Entre todas as discussões na era da globalização sobre o equilíbrio do nosso planeta, a Conferência das Nações Unidas sobre Desenvolvimento Sustentável (Rio +20),  a declaração dos Objetivos de Desenvolvimento Sustentável através do Pacto Global, a Agenda 2030 com seus 17 objetivos para transformar nosso mundo, é imprescindível  que a atividade eventos e todos seus desdobramentos, esteja na pauta da sustentabilidade corporativa.

Destaca-se na pauta, o tema meio ambiente e os lixos gerados pela arquitetura efêmera e o quanto as empresas contratantes estão direcionando seus olhares para isso. Com uma economia fragilizada como a nossa, tantos parâmetros, referências, métodos e processos sendo revisitados, com todo jogo de cintura que a comunidade corporativa está precisando para “se” sustentar, debater sobre resíduos, destinação da matéria-prima que será utilizada e transformação desses materiais, não tem entrado como item nos briefings dos eventos, ficando banalizado e distante das discussões estratégicas do futuro do planeta.

Trazer a luz essa discussão é nossa obrigação, pois valoriza nossa atividade e expõe projetos e ações que estão em andamento por várias empresas de cenografia e que ainda não são absorvidos e nem valorizados pela comunidade corporativa contratante, além de não ter um valor no momento da escolha dos stakeholders.

Sabe-se que muitas organizações ainda precisam ser conscientizadas a respeito da importância do comportamento sustentável e como temos um projeto com esse fim na BUENO Arquitetura Cenográfica, estamos desbravando alguns caminhos, mas ainda é muito pouco absorvido, pois raramente existem KPIs focados nessa temática no momento das avaliações do projeto de arquitetura efêmera. Quando apresentamos a proposta do projeto de sustentabilidade criativa chamado Puf Puf, notamos o deslumbre e o encantamento das pessoas que recebem, mas nitidamente é algo que fascina a “pessoa física” dentro do contexto corporativo e não a “pessoa jurídica”, o que é muito antagônico, pois quem decide são pessoas, entretanto percebemos o quão frágil ainda são os processos adotados pelas empresas nessa área de eventos.

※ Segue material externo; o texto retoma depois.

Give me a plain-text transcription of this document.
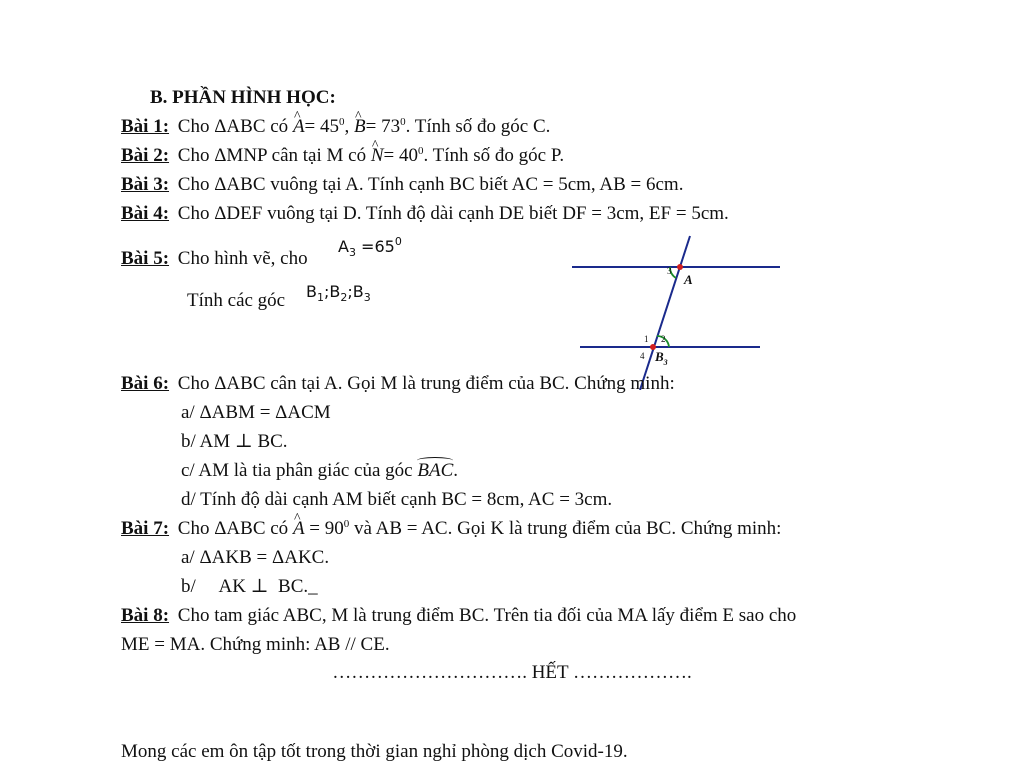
B. PHẦN HÌNH HỌC:
Bài 1: Cho ΔABC có ^ $A= 45^0$, ^ $B= 73^0$. Tính số đo góc C.
Bài 2: Cho ΔMNP cân tại M có ^ $N= 40^0$. Tính số đo góc P.
Bài 3: Cho ΔABC vuông tại A. Tính cạnh BC biết AC = 5cm, AB = 6cm.
Bài 4: Cho ΔDEF vuông tại D. Tính độ dài cạnh DE biết DF = 3cm, EF = 5cm.
Bài 5: Cho hình vẽ, cho
$A_3 =65^0$
Tính các góc $B_1;B_2;B_3$
A
3
1 2
4 $B_3$
Bài 6: Cho ΔABC cân tại A. Gọi M là trung điểm của BC. Chứng minh:
a/ ΔABM = ΔACM
b/ AM ⊥ BC.
c/ AM là tia phân giác của góc BAC.
d/ Tính độ dài cạnh AM biết cạnh BC = 8cm, AC = 3cm.
Bài 7: Cho ΔABC có ^ $A = 90^0$ và AB = AC. Gọi K là trung điểm của BC. Chứng minh:
a/ ΔAKB = ΔAKC.
b/     AK ⊥  BC._
Bài 8: Cho tam giác ABC, M là trung điểm BC. Trên tia đối của MA lấy điểm E sao cho
ME = MA. Chứng minh: AB // CE.
…………………………. HẾT ……………….
Mong các em ôn tập tốt trong thời gian nghỉ phòng dịch Covid-19.
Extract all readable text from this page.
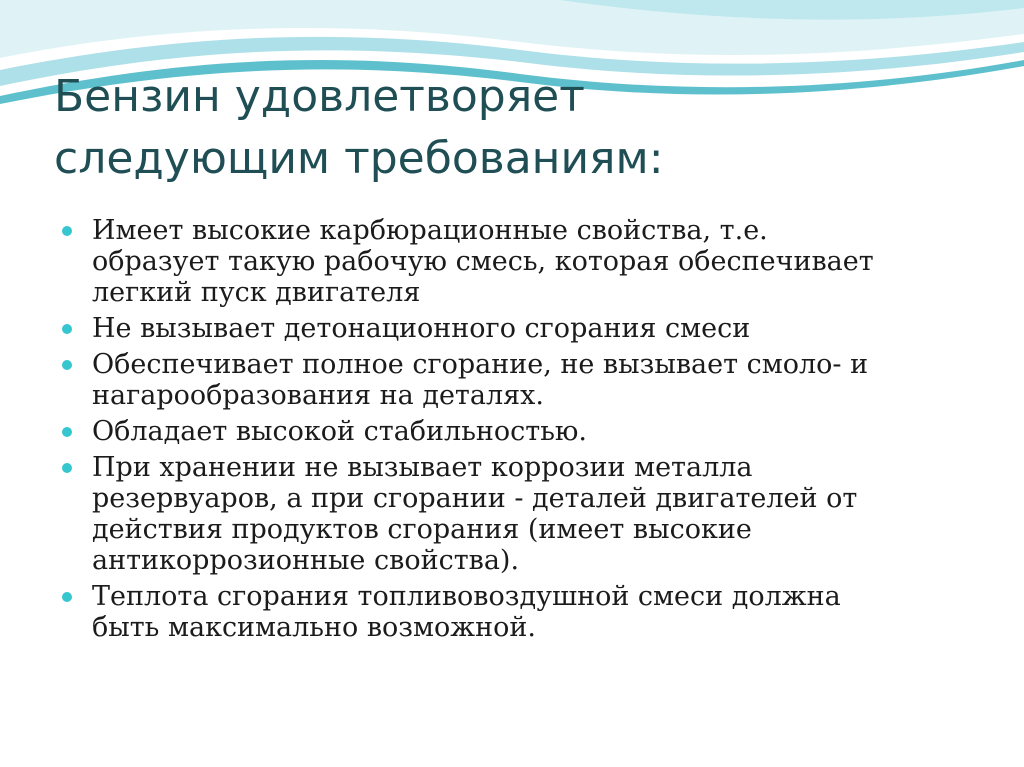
Бензин удовлетворяет
следующим требованиям:
Имеет высокие карбюрационные свойства, т.е.
образует такую рабочую смесь, которая обеспечивает
легкий пуск двигателя
Не вызывает детонационного сгорания смеси
Обеспечивает полное сгорание, не вызывает смоло- и
нагарообразования на деталях.
Обладает высокой стабильностью.
При хранении не вызывает коррозии металла
резервуаров, а при сгорании - деталей двигателей от
действия продуктов сгорания (имеет высокие
антикоррозионные свойства).
Теплота сгорания топливовоздушной смеси должна
быть максимально возможной.
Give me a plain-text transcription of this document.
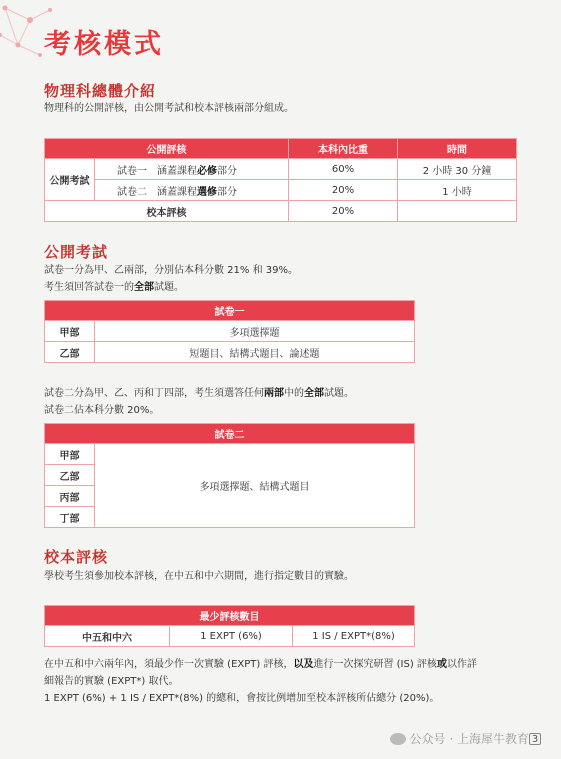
考核模式
物理科總體介紹
物理科的公開評核，由公開考試和校本評核兩部分組成。
公開評核		本科內比重	時間
公開考試	試卷一　涵蓋課程必修部分	60%	2 小時 30 分鐘
	試卷二　涵蓋課程選修部分	20%	1 小時
校本評核		20%	
公開考試
試卷一分為甲、乙兩部，分別佔本科分數 21% 和 39%。
考生須回答試卷一的全部試題。
試卷一	
甲部	多項選擇題
乙部	短題目、結構式題目、論述題
試卷二分為甲、乙、丙和丁四部，考生須選答任何兩部中的全部試題。
試卷二佔本科分數 20%。
試卷二
甲部	多項選擇題、結構式題目
乙部
丙部
丁部
校本評核
學校考生須參加校本評核，在中五和中六期間，進行指定數目的實驗。
最少評核數目
中五和中六	1 EXPT (6%)	1 IS / EXPT*(8%)
在中五和中六兩年內，須最少作一次實驗 (EXPT) 評核，以及進行一次探究研習 (IS) 評核或以作詳
細報告的實驗 (EXPT*) 取代。
1 EXPT (6%) + 1 IS / EXPT*(8%) 的總和，會按比例增加至校本評核所佔總分 (20%)。
公众号 · 上海犀牛教育 3
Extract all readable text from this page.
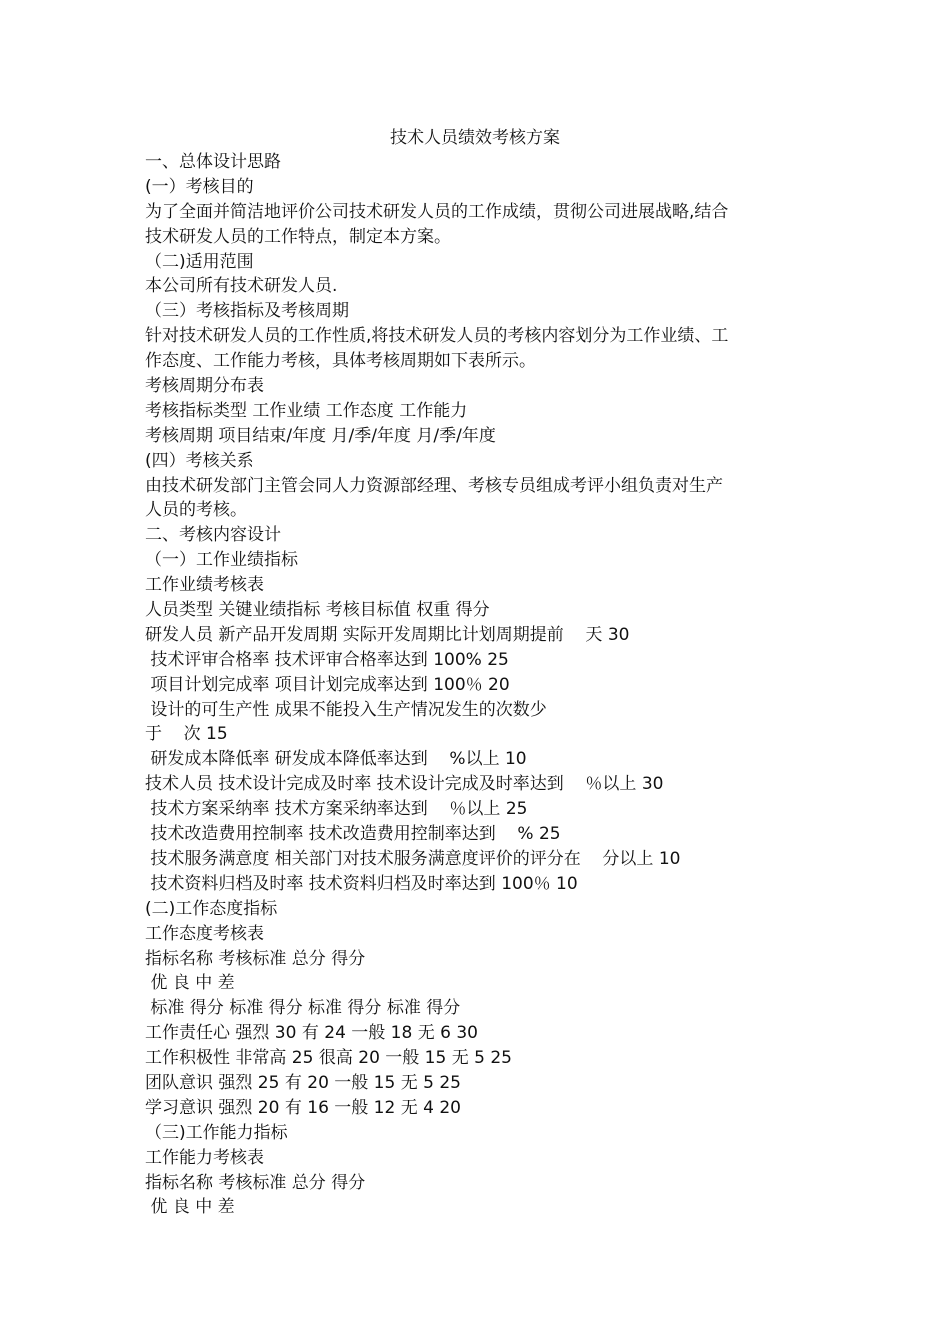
技术人员绩效考核方案
一、总体设计思路
(一）考核目的
为了全面并简洁地评价公司技术研发人员的工作成绩，贯彻公司进展战略,结合
技术研发人员的工作特点，制定本方案。
（二)适用范围
本公司所有技术研发人员.
（三）考核指标及考核周期
针对技术研发人员的工作性质,将技术研发人员的考核内容划分为工作业绩、工
作态度、工作能力考核，具体考核周期如下表所示。
考核周期分布表
考核指标类型 工作业绩 工作态度 工作能力
考核周期 项目结束/年度 月/季/年度 月/季/年度
(四）考核关系
由技术研发部门主管会同人力资源部经理、考核专员组成考评小组负责对生产
人员的考核。
二、考核内容设计
（一）工作业绩指标
工作业绩考核表
人员类型 关键业绩指标 考核目标值 权重 得分
研发人员 新产品开发周期 实际开发周期比计划周期提前    天 30
技术评审合格率 技术评审合格率达到 100% 25
项目计划完成率 项目计划完成率达到 100％ 20
设计的可生产性 成果不能投入生产情况发生的次数少
于    次 15
研发成本降低率 研发成本降低率达到    %以上 10
技术人员 技术设计完成及时率 技术设计完成及时率达到    ％以上 30
技术方案采纳率 技术方案采纳率达到    ％以上 25
技术改造费用控制率 技术改造费用控制率达到    % 25
技术服务满意度 相关部门对技术服务满意度评价的评分在    分以上 10
技术资料归档及时率 技术资料归档及时率达到 100％ 10
(二)工作态度指标
工作态度考核表
指标名称 考核标准 总分 得分
优 良 中 差
标准 得分 标准 得分 标准 得分 标准 得分
工作责任心 强烈 30 有 24 一般 18 无 6 30
工作积极性 非常高 25 很高 20 一般 15 无 5 25
团队意识 强烈 25 有 20 一般 15 无 5 25
学习意识 强烈 20 有 16 一般 12 无 4 20
（三)工作能力指标
工作能力考核表
指标名称 考核标准 总分 得分
优 良 中 差
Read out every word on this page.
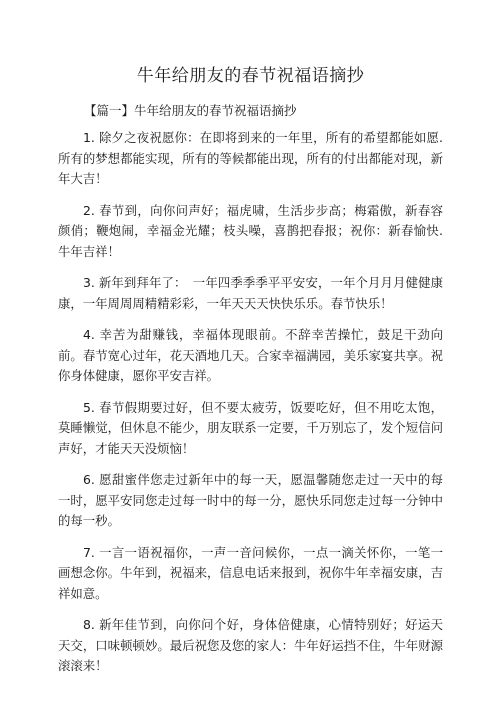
牛年给朋友的春节祝福语摘抄
【篇一】牛年给朋友的春节祝福语摘抄
1. 除夕之夜祝愿你：在即将到来的一年里，所有的希望都能如愿.所有的梦想都能实现，所有的等候都能出现，所有的付出都能对现，新年大吉！
2. 春节到，向你问声好；福虎啸，生活步步高；梅霜傲，新春容颜俏；鞭炮闹，幸福金光耀；枝头噪，喜鹊把春报；祝你：新春愉快.牛年吉祥！
3. 新年到拜年了：　一年四季季季平平安安，一年个月月月健健康康，一年周周周精精彩彩，一年天天天快快乐乐。春节快乐！
4. 幸苦为甜赚钱，幸福体现眼前。不辞幸苦操忙，鼓足干劲向前。春节宽心过年，花天酒地几天。合家幸福满园，美乐家宴共享。祝你身体健康，愿你平安吉祥。
5. 春节假期要过好，但不要太疲劳，饭要吃好，但不用吃太饱，莫睡懒觉，但休息不能少，朋友联系一定要，千万别忘了，发个短信问声好，才能天天没烦恼！
6. 愿甜蜜伴您走过新年中的每一天，愿温馨随您走过一天中的每一时，愿平安同您走过每一时中的每一分，愿快乐同您走过每一分钟中的每一秒。
7. 一言一语祝福你，一声一音问候你，一点一滴关怀你，一笔一画想念你。牛年到，祝福来，信息电话来报到，祝你牛年幸福安康，吉祥如意。
8. 新年佳节到，向你问个好，身体倍健康，心情特别好；好运天天交，口味顿顿妙。最后祝您及您的家人：牛年好运挡不住，牛年财源滚滚来！
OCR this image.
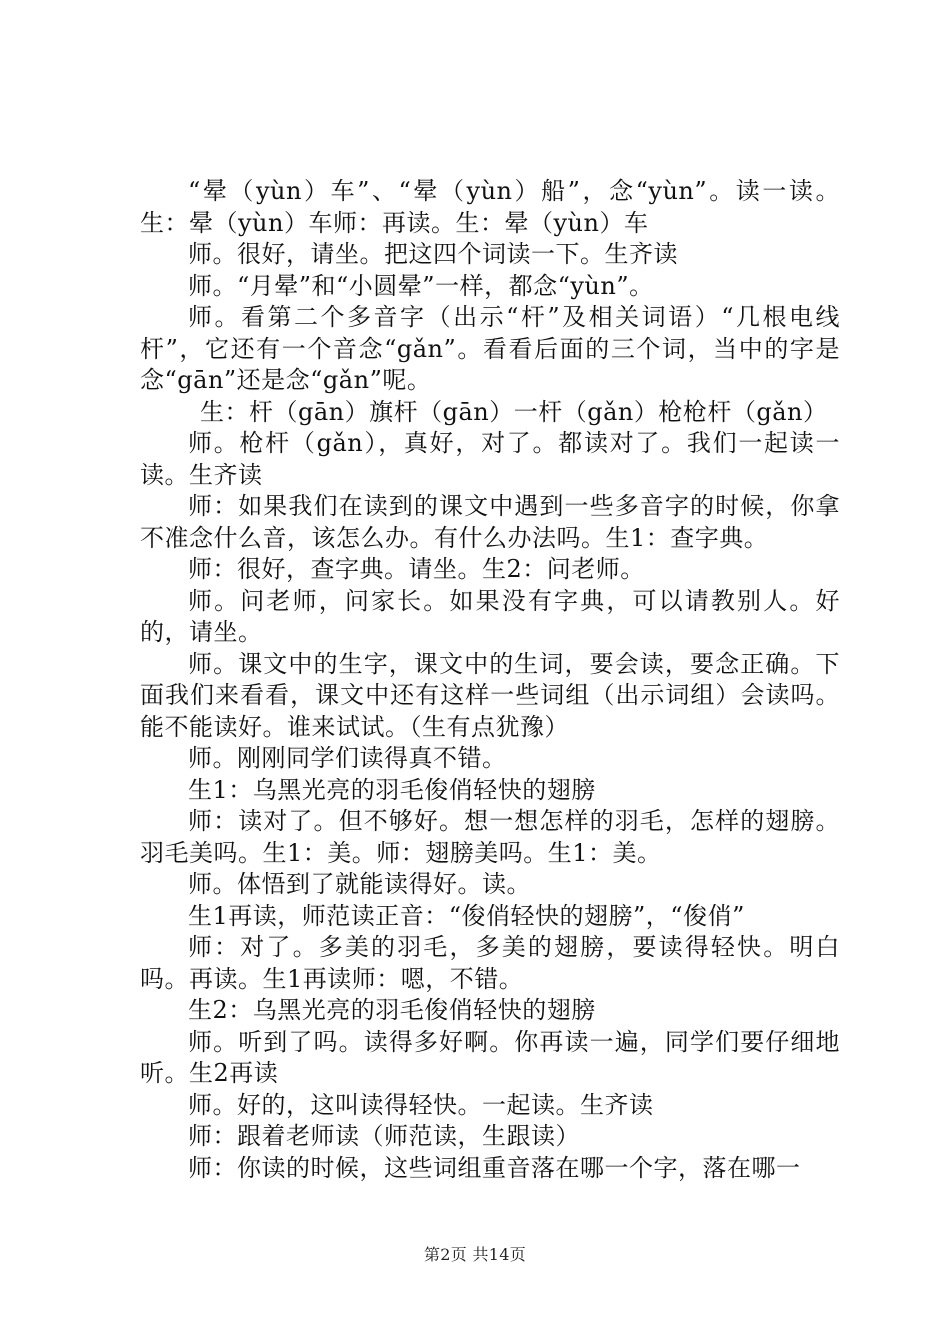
“晕（yùn）车”、“晕（yùn）船”，念“yùn”。读一读。生：晕（yùn）车师：再读。生：晕（yùn）车

师。很好，请坐。把这四个词读一下。生齐读

师。“月晕”和“小圆晕”一样，都念“yùn”。

师。看第二个多音字（出示“杆”及相关词语）“几根电线杆”，它还有一个音念“gǎn”。看看后面的三个词，当中的字是念“gān”还是念“gǎn”呢。

生：杆（gān）旗杆（gān）一杆（gǎn）枪枪杆（gǎn）

师。枪杆（gǎn），真好，对了。都读对了。我们一起读一读。生齐读

师：如果我们在读到的课文中遇到一些多音字的时候，你拿不准念什么音，该怎么办。有什么办法吗。生1：查字典。

师：很好，查字典。请坐。生2：问老师。

师。问老师，问家长。如果没有字典，可以请教别人。好的，请坐。

师。课文中的生字，课文中的生词，要会读，要念正确。下面我们来看看，课文中还有这样一些词组（出示词组）会读吗。能不能读好。谁来试试。（生有点犹豫）

师。刚刚同学们读得真不错。

生1：乌黑光亮的羽毛俊俏轻快的翅膀

师：读对了。但不够好。想一想怎样的羽毛，怎样的翅膀。羽毛美吗。生1：美。师：翅膀美吗。生1：美。

师。体悟到了就能读得好。读。

生1再读，师范读正音：“俊俏轻快的翅膀”，“俊俏”

师：对了。多美的羽毛，多美的翅膀，要读得轻快。明白吗。再读。生1再读师：嗯，不错。

生2：乌黑光亮的羽毛俊俏轻快的翅膀

师。听到了吗。读得多好啊。你再读一遍，同学们要仔细地听。生2再读

师。好的，这叫读得轻快。一起读。生齐读

师：跟着老师读（师范读，生跟读）

师：你读的时候，这些词组重音落在哪一个字，落在哪一

第2页 共14页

Recentemente esse projeto da  Puf Puf foi citado como um diferencial na cadeia de fornecedores no artigo da Líbia Macedo Que Cor você quer para seus eventos?, na qual tratava sobre a sustentabilidade em eventos e como as contratações e ativações poderiam ter valor agregado e menos impactos se algumas decisões fossem tomadas utilizando outras lentes e comportamentos.

De fato, esse deveria ser um movimento de mão dupla na qual as empresas contratantes buscassem e valorizassem projetos e empresas que fomentem a cultura do desenvolvimento sustentável e deem solução para o “lixo” da atividade da arquitetura efêmera e por outro lado as empresas de cenografia, as montadoras, as empresas de arquitetura promocional e arquitetura cenográfica, de fato, desenvolvessem projetos que tratam o lixo como uma matéria-prima rica de possibilidades e que adotem a logística reversa como parte do processo como forma de receita para ambos os lados. Somente com esse ciclo conseguiremos nos posicionar de forma mais efetiva e valorizar toda a cadeia produtiva de eventos, inserindo a atividade da arquitetura efêmera na pauta da sustentabilidade corporativa definitivamente.

No entanto, sabemos que dentro das corporações o que tem maior peso é o lucro e com isso a escolha pelos fornecedores mais “baratos” é inevitável. Essa onda de sustentabilidade vai, de fato, pactuar com o capitalismo (mesmo que seja o capitalismo sustentável)? O que temos visto e sentido na pele é uma depreciação generalizada da matéria e dos serviços, onde o foco no resultado e rentabilidade sobre o projeto leva a uma destruição de ideologias e crenças, na qual o preço (e não o valor) é o que tem maior peso e para manter um projeto de logística reversa requer investimentos e principalmente pessoas envolvidas. “O momento é de inovar, prototipar projetos bem fundamentados na ética, na integridade e também na sustentabilidade (econômica, social e ambiental)”.

Particularmente falando, além de simpatizar com profissionais e empresas que começam com um leve movimento nesse sentido, eu reforço o quanto precisamos olhar para esse tema com empatia. Como profissional atuante no mercado de eventos, penso que trabalhar a questão da sustentabilidade nos três pilares é capaz de benefícios inimagináveis. Para todos os públicos envolvidos. Ninguém perde com isso. Ou será que tem coisa melhor do que além de fazer um incrível evento corporativo, visualizar o produto que seria lixo ser transformado em arte?.

Leila Bueno é arquiteta e cenógrafa. Sócia-diretora Comercial na empresa BUENO Arquitetura Cenográfica e presidente da ABRAFEC (Associação Brasileira dos Fornecedores de Cenografia).